2021 Women in Biometrics Award winner: Marta Gomar, IDENTY Touchless ID
23 September, 2021
category: Biometrics, Corporate, Government
2021 Women in Biometrics awardee Marta Garcia Gomar is the Chief Technology Officer at IDENTY Touchless ID.
For nearly a quarter of a century, Marta Gomar has dedicated herself to biometrics. She was active in the development of standards for the adoption of biometrics in the security industry (ISO SC37 and FIDO). She is now the Chief Technology Officer for Delaware-based IDENTY, a company developing authentication solutions using touchless biometrics and liveness detection in mobile phones.
“I’m always developing technology products, watching what is happening out there, understanding different technology trends and insights,” Gomar says. She credits a team of “very brilliant people.” Her job, in part, is to figure out what is needed “even before our customers know that they need biometrics or our solution. To achieve that is not only to envision what you want to do, but you need to make it happen.”
She sees her biggest professional achievement as leading the development and further deployment of private, usable, and secure mobile biometric solutions
And Gomar knows how to make it happen. She has invented (or helped invent) the products or systems behind 27 registered biometric patents. These include a tamper-resistant element for use in speaker recognition, a speaker recognition system for authenticating a mobile device user, and combining results from first and second speaker recognition processes.

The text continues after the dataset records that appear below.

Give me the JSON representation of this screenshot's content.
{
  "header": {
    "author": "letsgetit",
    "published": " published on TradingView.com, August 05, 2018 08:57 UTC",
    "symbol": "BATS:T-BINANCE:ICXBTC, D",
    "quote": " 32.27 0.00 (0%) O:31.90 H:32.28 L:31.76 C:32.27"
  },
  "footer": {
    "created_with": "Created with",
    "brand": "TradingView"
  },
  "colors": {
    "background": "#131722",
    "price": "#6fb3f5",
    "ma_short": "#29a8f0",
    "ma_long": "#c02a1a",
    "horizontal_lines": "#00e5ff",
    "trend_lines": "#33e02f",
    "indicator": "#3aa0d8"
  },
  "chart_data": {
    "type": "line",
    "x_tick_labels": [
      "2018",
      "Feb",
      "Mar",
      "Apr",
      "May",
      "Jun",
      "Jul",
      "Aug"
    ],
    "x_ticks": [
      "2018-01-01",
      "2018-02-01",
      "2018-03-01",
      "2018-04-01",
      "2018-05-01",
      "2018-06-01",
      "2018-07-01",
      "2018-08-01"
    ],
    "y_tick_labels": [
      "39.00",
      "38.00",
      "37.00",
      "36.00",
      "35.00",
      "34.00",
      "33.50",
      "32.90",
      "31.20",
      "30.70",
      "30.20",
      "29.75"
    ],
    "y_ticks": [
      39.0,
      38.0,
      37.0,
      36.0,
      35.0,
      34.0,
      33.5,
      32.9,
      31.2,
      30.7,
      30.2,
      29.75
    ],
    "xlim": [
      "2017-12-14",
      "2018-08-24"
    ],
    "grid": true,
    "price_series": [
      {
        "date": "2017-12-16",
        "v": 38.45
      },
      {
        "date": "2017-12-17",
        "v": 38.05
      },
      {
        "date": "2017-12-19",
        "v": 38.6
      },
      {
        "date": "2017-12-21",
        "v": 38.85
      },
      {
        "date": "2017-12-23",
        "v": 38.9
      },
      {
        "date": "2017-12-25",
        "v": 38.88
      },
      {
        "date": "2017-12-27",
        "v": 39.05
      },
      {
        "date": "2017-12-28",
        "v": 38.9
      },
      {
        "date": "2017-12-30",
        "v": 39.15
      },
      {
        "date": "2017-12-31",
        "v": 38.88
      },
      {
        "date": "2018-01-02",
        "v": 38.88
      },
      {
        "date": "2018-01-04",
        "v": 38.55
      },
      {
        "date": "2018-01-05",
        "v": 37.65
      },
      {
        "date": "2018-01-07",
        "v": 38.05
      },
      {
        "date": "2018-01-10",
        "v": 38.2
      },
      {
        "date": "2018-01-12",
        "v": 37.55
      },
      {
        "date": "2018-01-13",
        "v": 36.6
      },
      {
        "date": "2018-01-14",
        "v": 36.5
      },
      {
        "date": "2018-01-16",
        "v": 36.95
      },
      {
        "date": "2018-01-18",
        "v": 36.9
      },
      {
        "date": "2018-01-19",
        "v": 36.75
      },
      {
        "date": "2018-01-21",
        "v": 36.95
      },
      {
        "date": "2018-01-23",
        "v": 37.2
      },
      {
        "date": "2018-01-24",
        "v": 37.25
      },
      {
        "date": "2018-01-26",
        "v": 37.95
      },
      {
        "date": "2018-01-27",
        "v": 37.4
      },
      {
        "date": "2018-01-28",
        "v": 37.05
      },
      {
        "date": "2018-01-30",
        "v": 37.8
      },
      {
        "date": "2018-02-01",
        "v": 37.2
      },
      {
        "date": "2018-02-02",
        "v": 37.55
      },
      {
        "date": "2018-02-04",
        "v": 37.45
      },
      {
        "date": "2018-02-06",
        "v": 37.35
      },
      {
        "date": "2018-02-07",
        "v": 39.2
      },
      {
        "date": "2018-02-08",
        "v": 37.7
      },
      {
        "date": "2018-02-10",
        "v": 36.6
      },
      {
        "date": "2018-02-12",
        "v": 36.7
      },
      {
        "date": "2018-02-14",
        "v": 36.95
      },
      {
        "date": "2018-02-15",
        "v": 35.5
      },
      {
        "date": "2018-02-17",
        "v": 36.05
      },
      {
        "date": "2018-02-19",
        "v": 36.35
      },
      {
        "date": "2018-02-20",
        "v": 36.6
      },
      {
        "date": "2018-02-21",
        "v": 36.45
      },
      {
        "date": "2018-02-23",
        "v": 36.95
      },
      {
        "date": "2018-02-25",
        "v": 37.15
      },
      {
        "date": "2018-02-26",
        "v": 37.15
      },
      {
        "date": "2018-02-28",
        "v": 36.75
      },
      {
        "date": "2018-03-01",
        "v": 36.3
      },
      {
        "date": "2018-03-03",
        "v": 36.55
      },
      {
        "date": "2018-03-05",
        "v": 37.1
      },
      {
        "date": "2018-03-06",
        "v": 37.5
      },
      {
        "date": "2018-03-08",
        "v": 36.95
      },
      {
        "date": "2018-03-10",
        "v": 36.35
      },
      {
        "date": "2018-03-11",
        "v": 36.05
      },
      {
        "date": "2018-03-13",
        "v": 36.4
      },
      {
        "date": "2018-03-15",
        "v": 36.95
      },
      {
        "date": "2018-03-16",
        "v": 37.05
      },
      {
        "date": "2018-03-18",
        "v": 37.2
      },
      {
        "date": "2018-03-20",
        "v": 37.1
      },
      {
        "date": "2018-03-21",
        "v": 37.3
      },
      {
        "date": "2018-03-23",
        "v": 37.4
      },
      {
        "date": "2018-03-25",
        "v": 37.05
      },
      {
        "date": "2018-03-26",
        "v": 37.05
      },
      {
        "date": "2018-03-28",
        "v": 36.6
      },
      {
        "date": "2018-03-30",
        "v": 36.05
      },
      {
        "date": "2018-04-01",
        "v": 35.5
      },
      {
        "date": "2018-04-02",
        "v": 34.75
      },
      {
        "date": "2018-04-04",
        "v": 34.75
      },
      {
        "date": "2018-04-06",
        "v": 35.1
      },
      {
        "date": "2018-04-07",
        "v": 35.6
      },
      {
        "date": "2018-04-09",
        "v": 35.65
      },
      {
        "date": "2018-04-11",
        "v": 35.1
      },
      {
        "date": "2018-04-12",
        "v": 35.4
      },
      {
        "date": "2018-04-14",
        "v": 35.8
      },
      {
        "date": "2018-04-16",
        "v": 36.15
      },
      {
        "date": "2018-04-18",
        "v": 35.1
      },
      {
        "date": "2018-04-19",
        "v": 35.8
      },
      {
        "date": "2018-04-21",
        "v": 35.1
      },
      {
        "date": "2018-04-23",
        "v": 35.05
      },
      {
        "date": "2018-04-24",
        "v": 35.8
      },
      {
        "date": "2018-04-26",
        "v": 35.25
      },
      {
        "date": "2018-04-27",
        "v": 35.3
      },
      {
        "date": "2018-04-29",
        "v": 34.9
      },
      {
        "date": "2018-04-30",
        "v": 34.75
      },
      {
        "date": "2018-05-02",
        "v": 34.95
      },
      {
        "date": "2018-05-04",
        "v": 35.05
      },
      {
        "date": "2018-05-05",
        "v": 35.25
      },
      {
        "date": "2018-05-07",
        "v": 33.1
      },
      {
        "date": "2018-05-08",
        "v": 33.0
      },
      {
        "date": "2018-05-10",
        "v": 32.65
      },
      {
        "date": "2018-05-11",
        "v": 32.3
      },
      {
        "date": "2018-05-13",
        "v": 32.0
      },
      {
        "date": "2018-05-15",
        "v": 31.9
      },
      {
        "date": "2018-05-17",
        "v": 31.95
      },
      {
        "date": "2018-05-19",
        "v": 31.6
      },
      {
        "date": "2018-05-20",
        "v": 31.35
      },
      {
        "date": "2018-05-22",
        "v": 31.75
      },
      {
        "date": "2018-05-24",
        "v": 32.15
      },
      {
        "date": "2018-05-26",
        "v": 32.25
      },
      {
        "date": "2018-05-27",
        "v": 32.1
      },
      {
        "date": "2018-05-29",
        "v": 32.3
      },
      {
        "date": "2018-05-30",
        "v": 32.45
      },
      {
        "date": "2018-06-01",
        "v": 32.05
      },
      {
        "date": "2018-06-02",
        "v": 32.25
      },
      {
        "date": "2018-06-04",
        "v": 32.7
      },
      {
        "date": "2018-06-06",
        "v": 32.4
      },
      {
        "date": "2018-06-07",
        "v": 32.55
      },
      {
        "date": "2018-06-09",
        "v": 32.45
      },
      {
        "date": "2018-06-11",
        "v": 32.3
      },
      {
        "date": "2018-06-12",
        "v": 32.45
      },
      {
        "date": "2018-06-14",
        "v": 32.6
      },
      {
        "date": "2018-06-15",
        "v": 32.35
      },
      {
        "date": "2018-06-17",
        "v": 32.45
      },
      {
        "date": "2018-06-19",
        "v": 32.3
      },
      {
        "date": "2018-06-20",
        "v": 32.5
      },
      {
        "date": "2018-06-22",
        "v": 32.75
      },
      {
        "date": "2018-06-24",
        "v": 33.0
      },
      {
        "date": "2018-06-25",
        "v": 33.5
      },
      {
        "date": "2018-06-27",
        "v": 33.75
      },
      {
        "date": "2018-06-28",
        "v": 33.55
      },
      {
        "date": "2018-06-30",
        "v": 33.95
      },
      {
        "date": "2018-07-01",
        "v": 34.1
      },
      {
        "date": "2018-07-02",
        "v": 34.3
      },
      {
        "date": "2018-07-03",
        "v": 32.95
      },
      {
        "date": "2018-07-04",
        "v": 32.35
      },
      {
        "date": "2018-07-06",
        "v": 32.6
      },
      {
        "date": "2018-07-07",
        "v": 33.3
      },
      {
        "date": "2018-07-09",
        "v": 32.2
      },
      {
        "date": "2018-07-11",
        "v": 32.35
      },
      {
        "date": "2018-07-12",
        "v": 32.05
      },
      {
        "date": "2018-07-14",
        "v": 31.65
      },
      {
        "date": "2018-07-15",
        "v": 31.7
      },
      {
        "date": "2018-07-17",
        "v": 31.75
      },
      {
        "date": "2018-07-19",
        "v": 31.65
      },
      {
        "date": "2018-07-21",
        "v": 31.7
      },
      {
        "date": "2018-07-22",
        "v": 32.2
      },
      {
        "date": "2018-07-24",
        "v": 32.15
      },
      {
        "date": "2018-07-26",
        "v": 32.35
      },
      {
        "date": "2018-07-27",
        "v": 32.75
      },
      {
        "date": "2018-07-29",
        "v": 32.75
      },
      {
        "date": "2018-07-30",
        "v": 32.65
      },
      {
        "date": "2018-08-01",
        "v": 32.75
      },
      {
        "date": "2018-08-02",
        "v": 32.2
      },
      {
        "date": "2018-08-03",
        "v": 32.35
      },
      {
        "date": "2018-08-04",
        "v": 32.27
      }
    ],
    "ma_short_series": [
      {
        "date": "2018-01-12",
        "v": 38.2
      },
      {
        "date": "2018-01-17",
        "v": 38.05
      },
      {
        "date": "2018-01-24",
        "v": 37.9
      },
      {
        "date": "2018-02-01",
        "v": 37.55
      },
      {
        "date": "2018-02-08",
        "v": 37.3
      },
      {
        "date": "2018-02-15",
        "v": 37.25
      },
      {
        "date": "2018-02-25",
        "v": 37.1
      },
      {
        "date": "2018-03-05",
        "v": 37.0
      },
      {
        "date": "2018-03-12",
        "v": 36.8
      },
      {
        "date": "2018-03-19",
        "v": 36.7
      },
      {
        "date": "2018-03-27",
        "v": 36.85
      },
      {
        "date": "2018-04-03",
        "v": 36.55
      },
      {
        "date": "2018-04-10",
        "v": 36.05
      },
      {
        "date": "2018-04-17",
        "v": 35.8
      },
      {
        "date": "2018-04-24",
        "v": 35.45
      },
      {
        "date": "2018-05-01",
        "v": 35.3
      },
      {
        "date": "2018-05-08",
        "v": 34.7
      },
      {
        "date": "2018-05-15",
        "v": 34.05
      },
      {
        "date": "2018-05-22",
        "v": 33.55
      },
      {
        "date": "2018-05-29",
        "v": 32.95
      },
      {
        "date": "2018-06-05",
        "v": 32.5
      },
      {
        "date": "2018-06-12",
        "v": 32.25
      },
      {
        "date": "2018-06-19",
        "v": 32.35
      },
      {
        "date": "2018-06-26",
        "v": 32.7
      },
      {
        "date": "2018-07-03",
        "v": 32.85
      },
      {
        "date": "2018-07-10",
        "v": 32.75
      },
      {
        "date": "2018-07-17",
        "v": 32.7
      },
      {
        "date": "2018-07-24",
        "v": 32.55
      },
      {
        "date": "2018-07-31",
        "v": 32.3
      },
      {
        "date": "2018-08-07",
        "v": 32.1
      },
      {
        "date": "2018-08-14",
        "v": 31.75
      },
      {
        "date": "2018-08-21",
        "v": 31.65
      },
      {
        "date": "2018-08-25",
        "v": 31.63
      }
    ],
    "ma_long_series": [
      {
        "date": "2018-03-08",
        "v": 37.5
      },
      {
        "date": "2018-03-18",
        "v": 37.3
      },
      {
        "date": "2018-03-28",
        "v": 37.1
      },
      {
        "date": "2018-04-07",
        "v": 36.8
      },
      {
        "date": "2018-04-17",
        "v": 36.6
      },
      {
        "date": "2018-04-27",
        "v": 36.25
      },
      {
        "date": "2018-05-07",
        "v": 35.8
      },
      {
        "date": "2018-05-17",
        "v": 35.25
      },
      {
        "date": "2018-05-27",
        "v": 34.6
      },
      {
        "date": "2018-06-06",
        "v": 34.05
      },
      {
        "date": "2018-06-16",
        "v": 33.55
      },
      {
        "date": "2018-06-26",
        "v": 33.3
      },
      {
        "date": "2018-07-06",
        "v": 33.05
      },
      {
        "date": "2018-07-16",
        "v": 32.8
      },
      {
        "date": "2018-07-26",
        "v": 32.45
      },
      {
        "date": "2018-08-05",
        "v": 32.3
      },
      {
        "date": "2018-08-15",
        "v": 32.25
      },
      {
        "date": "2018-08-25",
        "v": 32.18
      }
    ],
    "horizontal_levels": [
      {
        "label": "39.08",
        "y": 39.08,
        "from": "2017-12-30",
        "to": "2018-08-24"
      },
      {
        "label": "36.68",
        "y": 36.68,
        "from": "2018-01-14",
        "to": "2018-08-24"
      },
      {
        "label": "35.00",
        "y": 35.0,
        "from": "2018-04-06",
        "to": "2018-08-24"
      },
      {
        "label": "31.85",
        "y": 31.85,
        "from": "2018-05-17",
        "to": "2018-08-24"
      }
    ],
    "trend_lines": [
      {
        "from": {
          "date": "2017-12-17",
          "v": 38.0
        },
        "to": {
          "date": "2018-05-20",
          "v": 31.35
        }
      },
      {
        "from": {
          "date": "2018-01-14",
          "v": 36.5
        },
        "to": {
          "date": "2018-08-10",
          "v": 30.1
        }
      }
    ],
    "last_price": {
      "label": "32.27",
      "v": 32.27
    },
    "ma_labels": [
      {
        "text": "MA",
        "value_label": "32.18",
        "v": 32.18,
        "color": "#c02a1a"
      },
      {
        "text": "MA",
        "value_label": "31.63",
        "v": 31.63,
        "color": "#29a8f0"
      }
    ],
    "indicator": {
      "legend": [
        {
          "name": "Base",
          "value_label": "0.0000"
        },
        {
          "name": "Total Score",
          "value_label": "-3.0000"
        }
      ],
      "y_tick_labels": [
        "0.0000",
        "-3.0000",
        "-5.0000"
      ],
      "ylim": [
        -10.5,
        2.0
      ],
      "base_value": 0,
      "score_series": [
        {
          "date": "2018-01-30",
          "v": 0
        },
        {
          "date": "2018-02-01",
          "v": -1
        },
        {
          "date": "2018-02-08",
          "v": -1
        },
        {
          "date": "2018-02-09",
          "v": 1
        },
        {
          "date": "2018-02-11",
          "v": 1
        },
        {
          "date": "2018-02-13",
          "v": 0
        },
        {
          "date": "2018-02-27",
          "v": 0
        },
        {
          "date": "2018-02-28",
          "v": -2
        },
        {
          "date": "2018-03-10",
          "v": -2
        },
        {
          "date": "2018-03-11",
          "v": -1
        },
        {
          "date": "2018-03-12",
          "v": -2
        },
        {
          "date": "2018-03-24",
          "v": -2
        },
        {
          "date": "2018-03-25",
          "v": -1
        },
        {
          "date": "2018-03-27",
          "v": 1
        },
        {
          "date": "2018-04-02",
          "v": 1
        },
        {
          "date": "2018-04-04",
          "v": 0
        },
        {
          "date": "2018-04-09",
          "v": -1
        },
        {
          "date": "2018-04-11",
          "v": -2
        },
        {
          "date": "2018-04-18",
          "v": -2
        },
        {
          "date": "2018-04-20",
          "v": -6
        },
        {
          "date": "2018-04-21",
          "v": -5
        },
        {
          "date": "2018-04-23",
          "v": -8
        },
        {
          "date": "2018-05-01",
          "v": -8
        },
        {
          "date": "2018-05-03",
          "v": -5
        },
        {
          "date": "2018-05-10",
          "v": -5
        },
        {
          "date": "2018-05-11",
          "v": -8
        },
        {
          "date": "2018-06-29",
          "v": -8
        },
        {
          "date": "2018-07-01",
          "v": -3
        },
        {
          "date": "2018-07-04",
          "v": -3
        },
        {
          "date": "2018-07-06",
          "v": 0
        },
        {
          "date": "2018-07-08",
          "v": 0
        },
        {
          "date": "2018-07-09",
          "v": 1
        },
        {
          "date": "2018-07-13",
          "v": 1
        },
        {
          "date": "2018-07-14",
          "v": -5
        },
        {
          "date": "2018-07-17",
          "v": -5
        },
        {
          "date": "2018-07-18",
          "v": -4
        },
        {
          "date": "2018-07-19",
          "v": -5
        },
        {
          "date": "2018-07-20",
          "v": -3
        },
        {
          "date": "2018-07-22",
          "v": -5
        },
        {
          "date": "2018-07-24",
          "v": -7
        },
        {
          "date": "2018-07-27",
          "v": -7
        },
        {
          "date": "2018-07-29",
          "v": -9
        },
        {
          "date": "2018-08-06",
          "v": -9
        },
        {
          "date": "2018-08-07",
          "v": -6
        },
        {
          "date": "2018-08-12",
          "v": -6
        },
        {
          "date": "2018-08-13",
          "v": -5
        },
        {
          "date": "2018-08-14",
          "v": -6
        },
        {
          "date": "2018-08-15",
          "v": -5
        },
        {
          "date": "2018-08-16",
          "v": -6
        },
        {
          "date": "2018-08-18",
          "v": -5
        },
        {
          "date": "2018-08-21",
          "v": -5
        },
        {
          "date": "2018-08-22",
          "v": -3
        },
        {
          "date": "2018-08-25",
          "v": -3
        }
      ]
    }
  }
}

Her love of biometrics began as a college student working on voice pattern research to help deaf children learn to speak. Her parents were deaf, and this drove her passion for the research. This experience prepared her to create one of the first speech recognition products – a solution that was used by the Spanish police for recognition of suspects in court.
Gomar sees her biggest professional achievement as leading the development and further deployment of private, usable, and secure mobile biometric solutions.
“Apart from helping to meet the privacy requirements from different local regulations, mobile biometrics also helps to dramatically decrease the deployment cost, as everything happens on the user device without the need for extra hardware or servers,” Gomar says, chatting via Zoom from Madrid, Spain. “Both privacy and cost are key for the adoption of biometrics in developing countries, and biometrics is a key enabler for financial inclusion — which is one of the main sustainable development goals from the United Nations for 2030.”
Her proudest accomplishment:
“Thanks to my involvement in FIDO from the very beginning, as my former company Agnitio co-founded the alliance along with others such as PayPal, Lenovo and Nok Nok Labs, and ISO SC 37, I think my main contribution to the industry was driving with other colleagues a biometrics certification process to assess biometrics performance. This ended up with the launch of the FIDO biometrics certification program, the first of its kind in the industry. ISO standards and the FIDO certification program have helped to grow the adoption of mobile biometrics by increasing the confidence on the solutions being deployed in the market.”
Gomar plans to continue “to create and develop disruptive technologies that are useful for different purposes.” She has “exciting deployments in Africa and South America” on tap for banking. “So,” she says, “I guess my biggest achievements remain to be seen.”
The 2021 Women in Biometrics Awards were presented at the Security Industry Association’s GovSummit on Sept. 21, 2021. The program is presented jointly by Avisian Publishing/SecureIDNews and the Security Industry Association, with sponsors including IDEMIA and the SIA’s Women in Security Forum.